With such a major overhaul of a critical social program, the specifics of how the administration sees the program working should be out there for all of us to review. Right now, we are getting just bits and pieces, and that's not enough.

A senior administration official, who agreed to speak without attribution, met with reporters recently to brief them on Bush's plan. From the official's answers, implementing this proposal is going to be problematic. Here are some of Bush's statements and reader questions regarding them:

  • During his State of the Union address, Bush said: "Your money will grow, over time, at a greater rate than anything the current system can deliver."

    Isn't it possible that some people who put money into private accounts will lose some or all of it? "What then?" asked Ed Buckley of Rochester, N.Y. "Are these people simply out of luck? Do they just fall back into the 'traditional system? If there is a safety net, which there must be, what is the incentive for prudent investing?"

  • Bush said: "Your account will provide money for retirement over and above the check you will receive from Social Security."
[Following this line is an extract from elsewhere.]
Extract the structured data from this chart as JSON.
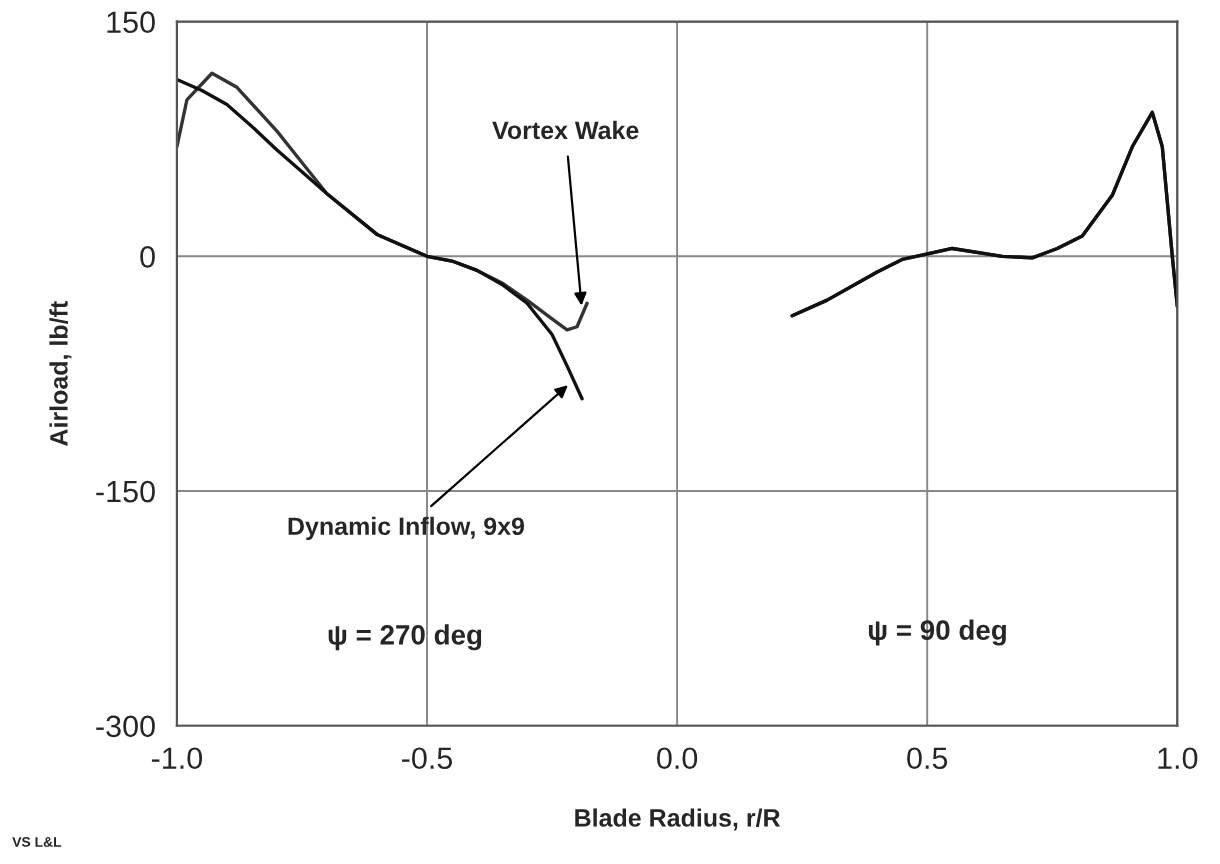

    Readers have asked whether we should take that statement as a government guarantee. "Can retirees sue the government if they don't get the promised returns?" Fran Downey of Acworth, Ga., wondered.

  • Bush said: "We'll make sure a personal account cannot be emptied out all at once, but rather paid out over time, as an addition to traditional Social Security benefits."
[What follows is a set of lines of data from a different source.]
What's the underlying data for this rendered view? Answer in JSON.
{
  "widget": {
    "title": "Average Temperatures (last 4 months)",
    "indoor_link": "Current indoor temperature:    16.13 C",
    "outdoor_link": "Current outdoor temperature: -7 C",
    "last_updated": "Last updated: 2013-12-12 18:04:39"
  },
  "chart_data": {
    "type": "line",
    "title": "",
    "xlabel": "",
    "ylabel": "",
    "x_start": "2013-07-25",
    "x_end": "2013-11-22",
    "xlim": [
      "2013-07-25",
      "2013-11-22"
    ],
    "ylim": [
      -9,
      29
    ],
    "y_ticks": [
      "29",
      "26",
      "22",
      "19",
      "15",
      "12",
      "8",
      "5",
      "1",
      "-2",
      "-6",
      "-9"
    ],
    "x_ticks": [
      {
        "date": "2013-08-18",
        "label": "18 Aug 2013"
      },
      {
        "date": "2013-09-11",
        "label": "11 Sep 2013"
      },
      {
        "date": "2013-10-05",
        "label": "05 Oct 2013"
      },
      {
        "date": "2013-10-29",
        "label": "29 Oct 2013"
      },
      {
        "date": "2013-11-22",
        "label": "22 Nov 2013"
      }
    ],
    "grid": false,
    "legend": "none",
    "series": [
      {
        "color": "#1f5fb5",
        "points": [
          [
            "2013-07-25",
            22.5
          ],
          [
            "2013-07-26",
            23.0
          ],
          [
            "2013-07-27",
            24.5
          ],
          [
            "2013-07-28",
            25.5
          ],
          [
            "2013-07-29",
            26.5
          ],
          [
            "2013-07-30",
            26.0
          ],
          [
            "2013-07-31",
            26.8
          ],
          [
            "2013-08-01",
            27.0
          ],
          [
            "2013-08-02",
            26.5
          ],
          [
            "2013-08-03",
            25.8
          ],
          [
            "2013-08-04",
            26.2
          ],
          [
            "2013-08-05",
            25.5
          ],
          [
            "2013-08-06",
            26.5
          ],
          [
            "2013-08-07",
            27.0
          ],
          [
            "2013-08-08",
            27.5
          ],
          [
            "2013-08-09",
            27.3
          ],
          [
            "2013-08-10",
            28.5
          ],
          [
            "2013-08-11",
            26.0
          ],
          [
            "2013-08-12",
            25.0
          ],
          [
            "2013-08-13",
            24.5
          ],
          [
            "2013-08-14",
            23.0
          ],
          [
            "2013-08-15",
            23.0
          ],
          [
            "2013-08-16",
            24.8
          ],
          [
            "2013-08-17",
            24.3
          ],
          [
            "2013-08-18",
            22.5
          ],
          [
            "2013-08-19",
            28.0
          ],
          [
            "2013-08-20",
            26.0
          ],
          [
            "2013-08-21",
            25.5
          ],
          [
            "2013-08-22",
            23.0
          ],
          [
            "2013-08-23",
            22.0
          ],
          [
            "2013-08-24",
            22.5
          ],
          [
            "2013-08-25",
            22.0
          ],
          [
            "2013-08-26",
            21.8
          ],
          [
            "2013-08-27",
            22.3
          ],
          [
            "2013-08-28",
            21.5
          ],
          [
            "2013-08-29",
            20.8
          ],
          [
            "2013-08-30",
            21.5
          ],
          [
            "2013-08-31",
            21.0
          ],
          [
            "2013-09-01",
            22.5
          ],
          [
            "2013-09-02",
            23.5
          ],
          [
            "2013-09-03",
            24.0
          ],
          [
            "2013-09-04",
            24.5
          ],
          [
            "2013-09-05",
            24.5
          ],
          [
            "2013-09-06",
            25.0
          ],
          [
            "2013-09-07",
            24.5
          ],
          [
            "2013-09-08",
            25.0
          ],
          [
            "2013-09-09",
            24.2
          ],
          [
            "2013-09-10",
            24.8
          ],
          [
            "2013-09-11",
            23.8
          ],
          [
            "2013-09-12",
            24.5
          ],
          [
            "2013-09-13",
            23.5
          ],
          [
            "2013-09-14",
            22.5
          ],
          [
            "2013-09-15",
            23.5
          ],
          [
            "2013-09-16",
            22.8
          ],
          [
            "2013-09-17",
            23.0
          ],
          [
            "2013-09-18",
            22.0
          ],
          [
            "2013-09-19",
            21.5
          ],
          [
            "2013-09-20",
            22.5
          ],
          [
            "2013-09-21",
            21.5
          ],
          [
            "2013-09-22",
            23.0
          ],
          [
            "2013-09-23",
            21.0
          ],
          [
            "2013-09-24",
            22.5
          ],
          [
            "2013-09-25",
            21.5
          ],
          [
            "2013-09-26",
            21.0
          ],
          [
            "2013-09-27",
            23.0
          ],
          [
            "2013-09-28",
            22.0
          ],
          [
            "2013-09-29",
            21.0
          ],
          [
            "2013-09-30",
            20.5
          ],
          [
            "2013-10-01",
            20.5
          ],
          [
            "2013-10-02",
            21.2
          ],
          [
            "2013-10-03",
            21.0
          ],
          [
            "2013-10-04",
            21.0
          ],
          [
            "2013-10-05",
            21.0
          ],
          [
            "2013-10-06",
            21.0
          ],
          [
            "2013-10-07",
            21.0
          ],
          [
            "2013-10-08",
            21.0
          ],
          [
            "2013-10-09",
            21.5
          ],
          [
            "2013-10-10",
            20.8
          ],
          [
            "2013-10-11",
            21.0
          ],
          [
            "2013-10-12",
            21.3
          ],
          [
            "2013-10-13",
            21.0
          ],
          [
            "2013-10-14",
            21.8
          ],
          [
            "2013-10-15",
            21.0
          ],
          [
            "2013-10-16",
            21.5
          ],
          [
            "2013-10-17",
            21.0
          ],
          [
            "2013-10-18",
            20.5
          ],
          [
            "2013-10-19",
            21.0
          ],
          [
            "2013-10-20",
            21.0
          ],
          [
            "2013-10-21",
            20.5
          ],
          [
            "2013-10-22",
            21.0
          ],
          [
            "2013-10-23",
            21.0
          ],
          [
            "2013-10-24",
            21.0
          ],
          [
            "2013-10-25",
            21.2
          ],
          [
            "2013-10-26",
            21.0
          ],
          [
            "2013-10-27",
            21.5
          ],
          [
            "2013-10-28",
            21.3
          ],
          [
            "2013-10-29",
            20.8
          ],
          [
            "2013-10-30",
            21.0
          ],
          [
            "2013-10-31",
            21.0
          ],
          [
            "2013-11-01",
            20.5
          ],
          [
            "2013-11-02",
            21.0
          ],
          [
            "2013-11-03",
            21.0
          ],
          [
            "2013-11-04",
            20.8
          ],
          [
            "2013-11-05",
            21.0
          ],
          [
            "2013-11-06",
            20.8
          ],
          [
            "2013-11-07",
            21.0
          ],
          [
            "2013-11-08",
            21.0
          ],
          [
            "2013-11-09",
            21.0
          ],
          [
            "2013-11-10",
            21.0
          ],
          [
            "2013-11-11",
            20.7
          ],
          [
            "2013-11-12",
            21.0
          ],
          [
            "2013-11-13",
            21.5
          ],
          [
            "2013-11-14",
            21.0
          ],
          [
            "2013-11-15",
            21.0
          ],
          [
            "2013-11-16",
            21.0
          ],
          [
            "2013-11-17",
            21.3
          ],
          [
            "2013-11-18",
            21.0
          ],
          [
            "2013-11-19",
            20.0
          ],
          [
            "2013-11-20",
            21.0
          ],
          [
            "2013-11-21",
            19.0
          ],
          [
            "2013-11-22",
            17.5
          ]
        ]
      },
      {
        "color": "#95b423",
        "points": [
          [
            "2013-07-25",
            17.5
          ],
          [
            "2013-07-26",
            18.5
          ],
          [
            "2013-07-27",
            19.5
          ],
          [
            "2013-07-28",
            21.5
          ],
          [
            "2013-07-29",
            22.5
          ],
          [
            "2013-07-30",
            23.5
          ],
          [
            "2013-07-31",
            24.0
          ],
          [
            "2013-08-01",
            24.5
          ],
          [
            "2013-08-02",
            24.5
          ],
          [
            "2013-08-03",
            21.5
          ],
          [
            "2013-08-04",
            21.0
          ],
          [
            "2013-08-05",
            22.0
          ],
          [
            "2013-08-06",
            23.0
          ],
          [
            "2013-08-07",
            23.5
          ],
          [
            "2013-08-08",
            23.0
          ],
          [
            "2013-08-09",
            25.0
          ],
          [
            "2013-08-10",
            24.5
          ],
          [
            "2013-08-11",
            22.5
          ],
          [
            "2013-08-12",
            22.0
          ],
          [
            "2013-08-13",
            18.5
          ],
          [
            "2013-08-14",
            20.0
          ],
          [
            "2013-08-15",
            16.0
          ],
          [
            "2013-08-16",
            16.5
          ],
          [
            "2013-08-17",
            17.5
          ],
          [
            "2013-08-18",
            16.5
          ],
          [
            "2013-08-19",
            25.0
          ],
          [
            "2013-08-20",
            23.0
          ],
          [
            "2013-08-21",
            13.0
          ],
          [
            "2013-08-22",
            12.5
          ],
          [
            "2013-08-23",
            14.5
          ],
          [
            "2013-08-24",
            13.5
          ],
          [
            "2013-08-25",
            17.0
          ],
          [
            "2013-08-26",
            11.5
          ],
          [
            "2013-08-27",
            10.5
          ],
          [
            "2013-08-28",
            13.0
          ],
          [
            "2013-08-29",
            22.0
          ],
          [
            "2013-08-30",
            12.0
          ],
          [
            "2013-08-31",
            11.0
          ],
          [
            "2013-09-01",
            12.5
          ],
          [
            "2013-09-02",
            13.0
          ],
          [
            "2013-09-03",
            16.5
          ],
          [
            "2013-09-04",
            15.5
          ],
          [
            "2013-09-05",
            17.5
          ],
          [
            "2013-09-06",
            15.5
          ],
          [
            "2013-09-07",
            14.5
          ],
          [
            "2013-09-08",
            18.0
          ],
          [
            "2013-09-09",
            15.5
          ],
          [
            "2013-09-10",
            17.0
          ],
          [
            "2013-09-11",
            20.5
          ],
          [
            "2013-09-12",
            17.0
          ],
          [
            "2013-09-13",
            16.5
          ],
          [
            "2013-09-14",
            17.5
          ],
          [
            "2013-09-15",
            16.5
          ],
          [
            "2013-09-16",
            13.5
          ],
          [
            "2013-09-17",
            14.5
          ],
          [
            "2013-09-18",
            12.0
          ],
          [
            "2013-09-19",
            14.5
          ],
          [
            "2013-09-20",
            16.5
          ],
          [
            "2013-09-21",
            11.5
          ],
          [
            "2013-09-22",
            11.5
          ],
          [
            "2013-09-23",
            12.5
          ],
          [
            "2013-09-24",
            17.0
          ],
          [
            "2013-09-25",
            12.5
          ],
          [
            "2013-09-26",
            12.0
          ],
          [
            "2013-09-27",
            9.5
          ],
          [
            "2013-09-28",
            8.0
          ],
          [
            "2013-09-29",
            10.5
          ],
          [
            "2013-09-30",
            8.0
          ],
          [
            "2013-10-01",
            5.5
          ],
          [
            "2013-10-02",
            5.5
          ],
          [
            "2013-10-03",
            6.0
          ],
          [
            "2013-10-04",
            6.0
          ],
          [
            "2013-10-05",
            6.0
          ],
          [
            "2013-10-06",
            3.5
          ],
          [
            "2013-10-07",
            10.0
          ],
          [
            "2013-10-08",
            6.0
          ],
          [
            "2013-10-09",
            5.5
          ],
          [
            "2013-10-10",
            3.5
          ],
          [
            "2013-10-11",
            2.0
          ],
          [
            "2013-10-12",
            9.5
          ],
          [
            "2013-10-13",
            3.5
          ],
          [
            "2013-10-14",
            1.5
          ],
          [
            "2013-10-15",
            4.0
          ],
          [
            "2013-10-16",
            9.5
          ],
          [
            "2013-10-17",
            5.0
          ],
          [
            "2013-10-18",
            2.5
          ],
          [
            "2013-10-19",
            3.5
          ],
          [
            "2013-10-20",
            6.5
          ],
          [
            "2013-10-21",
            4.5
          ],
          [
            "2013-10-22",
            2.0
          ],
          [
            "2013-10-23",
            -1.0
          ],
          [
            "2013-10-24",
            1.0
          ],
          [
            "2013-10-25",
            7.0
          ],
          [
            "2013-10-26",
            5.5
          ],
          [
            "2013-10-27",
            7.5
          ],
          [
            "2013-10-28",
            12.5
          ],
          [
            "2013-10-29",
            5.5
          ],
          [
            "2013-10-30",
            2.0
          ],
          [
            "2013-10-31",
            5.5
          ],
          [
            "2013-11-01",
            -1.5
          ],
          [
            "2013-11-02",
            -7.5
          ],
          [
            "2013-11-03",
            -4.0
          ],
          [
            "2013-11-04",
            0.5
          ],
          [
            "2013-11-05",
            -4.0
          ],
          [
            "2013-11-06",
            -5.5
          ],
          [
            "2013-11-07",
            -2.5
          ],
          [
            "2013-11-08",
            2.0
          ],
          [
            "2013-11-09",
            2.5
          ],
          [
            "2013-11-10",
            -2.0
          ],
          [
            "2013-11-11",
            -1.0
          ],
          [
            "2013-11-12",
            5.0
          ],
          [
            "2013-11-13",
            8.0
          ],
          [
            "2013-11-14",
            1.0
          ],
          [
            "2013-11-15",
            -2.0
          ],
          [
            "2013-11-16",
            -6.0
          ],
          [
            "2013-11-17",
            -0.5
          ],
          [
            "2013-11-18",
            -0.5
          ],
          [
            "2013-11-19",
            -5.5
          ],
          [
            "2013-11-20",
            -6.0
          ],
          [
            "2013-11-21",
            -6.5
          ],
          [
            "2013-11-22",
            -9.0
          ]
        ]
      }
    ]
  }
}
    Sylvia Adelman of Wilmington, Del., asked: "If money that is currently paid to Social Security is diverted to private accounts, how will that money be replaced in the budget?" And Jim Thompson of Pleasant Hill, Calif., wanted to know "what happens to the survivors and disability part of the program?"

  • Bush said: "You'll be able to pass along the money that accumulates in your personal account, if you wish, to your children and/or grandchildren."
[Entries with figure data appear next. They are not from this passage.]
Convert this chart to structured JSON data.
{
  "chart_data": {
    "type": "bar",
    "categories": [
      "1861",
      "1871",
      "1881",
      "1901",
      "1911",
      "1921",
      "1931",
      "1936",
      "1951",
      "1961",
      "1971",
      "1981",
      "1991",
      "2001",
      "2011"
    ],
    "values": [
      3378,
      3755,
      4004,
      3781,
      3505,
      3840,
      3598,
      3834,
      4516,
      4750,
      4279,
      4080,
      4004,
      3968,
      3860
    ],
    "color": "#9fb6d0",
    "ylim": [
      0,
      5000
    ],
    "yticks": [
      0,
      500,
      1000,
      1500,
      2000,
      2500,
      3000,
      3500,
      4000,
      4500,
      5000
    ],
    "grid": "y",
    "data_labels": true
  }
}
    What happens if someone doesn't have a will and has children from multiple relationships or marriages, asked Allan Lefcowitz of Washington. "Who will decide how the money is divided? Since, theoretically, the monies in the private account would be part of the individual's estate and pass through to heirs, would they not also be part of the assets to be divided in the event of a divorce?"

    Additionally, since a spouse under the current Social Security system is entitled to benefits, would a wife get a reduced benefit if her husband diverts funds to a personal account? According to Bush, the money in personal accounts would "belong" to the individual. So, Lefcowitz wonders whether funds placed in the personal accounts can be divided between divorcing spouses. Would private Social Security accounts be exempted from community property laws?

    By the way, according to the administration official, participants would be required to buy annuities so that they would have a steady stream of payments over their lifetime. But if this is the case, how much from the investment accounts would really be left to leave to heirs? "If you buy an annuity and die early, obviously, that limits the amount that you've been able to pass on," the official said.

    Katrina E. McKinney of Boise, Idaho, said she supports Bush's plan, sort of. "There are too many unanswered questions to be able to make an educated decision," she wrote.

    "Why are we being asked to support such massive changes without being given more information?" asked Susan Vadas of Columbus, Ohio. "That is a huge red flag for me."

    Me, too.

    Michelle Singletary is a columnist for The Washington Post.